Countering this claim, there has also been a Change.Org petition requesting NASA to clear their stance on Sanskrit. This claim has been peddled for a while now and the origins of this can be traced back to a 1985 paper on ‘Knowledge Representation in Sanskrit & AI’ by Rick Briggs who worked for the NASA. This is not to take away the genuine research on computational Sanskrit which we will discuss later.
At the other end of the spectrum, we have folks who would immediately prefix words like Brahmanical, tyrannical, casteist and divisive, the moment the topic of Sanskrit comes up in the mainstream discussion. Majority of these extreme statements and claims are made by folks who in all probability would have never done a serious or even a casual study of the language.
Sanskrit, undoubtedly, is one of the most structured and aesthetic classical languages of the world. But it is probably going through its own phase of ‘aranya rodhan’ (cry in the wilderness) especially in the land of its origin, and that is its tragedy. One of the most spectacular features of Sanskrit, is its usage of sutras or aphorisms in various knowledge representations.
The sutras have an inherent economical design where not even an extra consonant or vowel is added if it is not necessary. These self-sufficient economical sutras probably indicate a larger meta-thought that Sanskrit as a language is self-sufficient in its ingenuity and it does not need any extraneous hypothesis. Sanskrit needs attention as a language with no hyperboles so that it can be democratised among a large section of Indians who will automatically appreciate its beauty and richness.
The heavy focus on grammar and the marks-oriented way of teaching, results in children leaving school with three to four years of Sanskrit school learning, but without the ability to speak the language or appreciate its intricacies. Also, instead of debating whether “Sanskrit is the most computer-friendly language” or dismissing it completely as farcical, efforts need to be made to teach the very important generative features of the Sanskrit language.
As a country producing a large number of computer graduates, combining the growth of natural language processing automation with the computational linguistics of Sanskrit would be a great way to contemporise the essence of this language. Although it must be pointed out that there are institutions like Jawaharlal Nehru University investing in areas like computational Sanskrit, yet there is still a huge space to mainstream it for a larger section of students. The only silver lining through this, is the growing tribe of self-taught and passionate enquirers of Sanskrit who are discovering and researching despite the horrendous way in which Sanskrit was/is being taught in schools.
This also brings us to the question of whether Sanskrit should be made compulsory in schools. I believe that it should not be made compulsory. Rather its virtues should be sprinkled like spice and spread like aroma in a sublime way, and those who have a taste of it will naturally or voluntarily opt for it and further it.
As an example, while teaching mathematical patterns, chitra kavya (a form of poetry in Sanskrit which is constructed on different patterns) can be used as an example of making the subject visually appealing and enriching.
Finally, we come to the recent Kendriya Vidyalaya controversy.
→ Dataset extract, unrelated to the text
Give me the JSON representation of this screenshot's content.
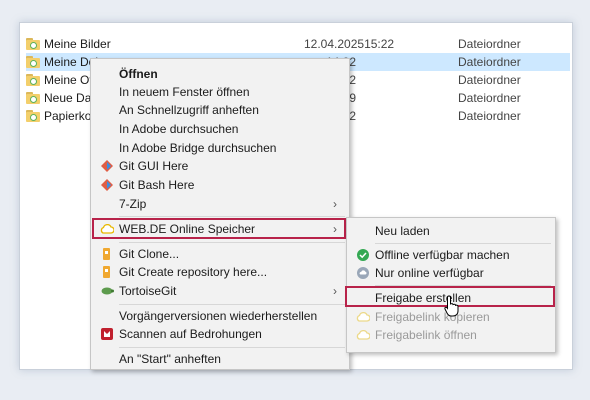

The court would have the final say on whether a Sanskrit prayer in Kendriya Vidyalayas violates Article 28 (1) of the Constitution.
But whenever such questions come up, it is good to run a test on the content. This test can probably be nomenclatured as the “Justice H R Khanna test of Secularism” on the content. In its order of 1994, the Supreme Court of India, while rejecting the charge that teaching Sanskrit as an elective was against secularism, quoted the great former Justice H R Khanna on secularism where he said, “Secularism is neither anti-God nor pro-God; it treats alike the devout, the agnostic and the atheist.. ”. In all probability the non-theistic Upanishadic prayer in contention “Asato Ma” when translated treats all denominations alike and passes the ‘H R Khanna test’.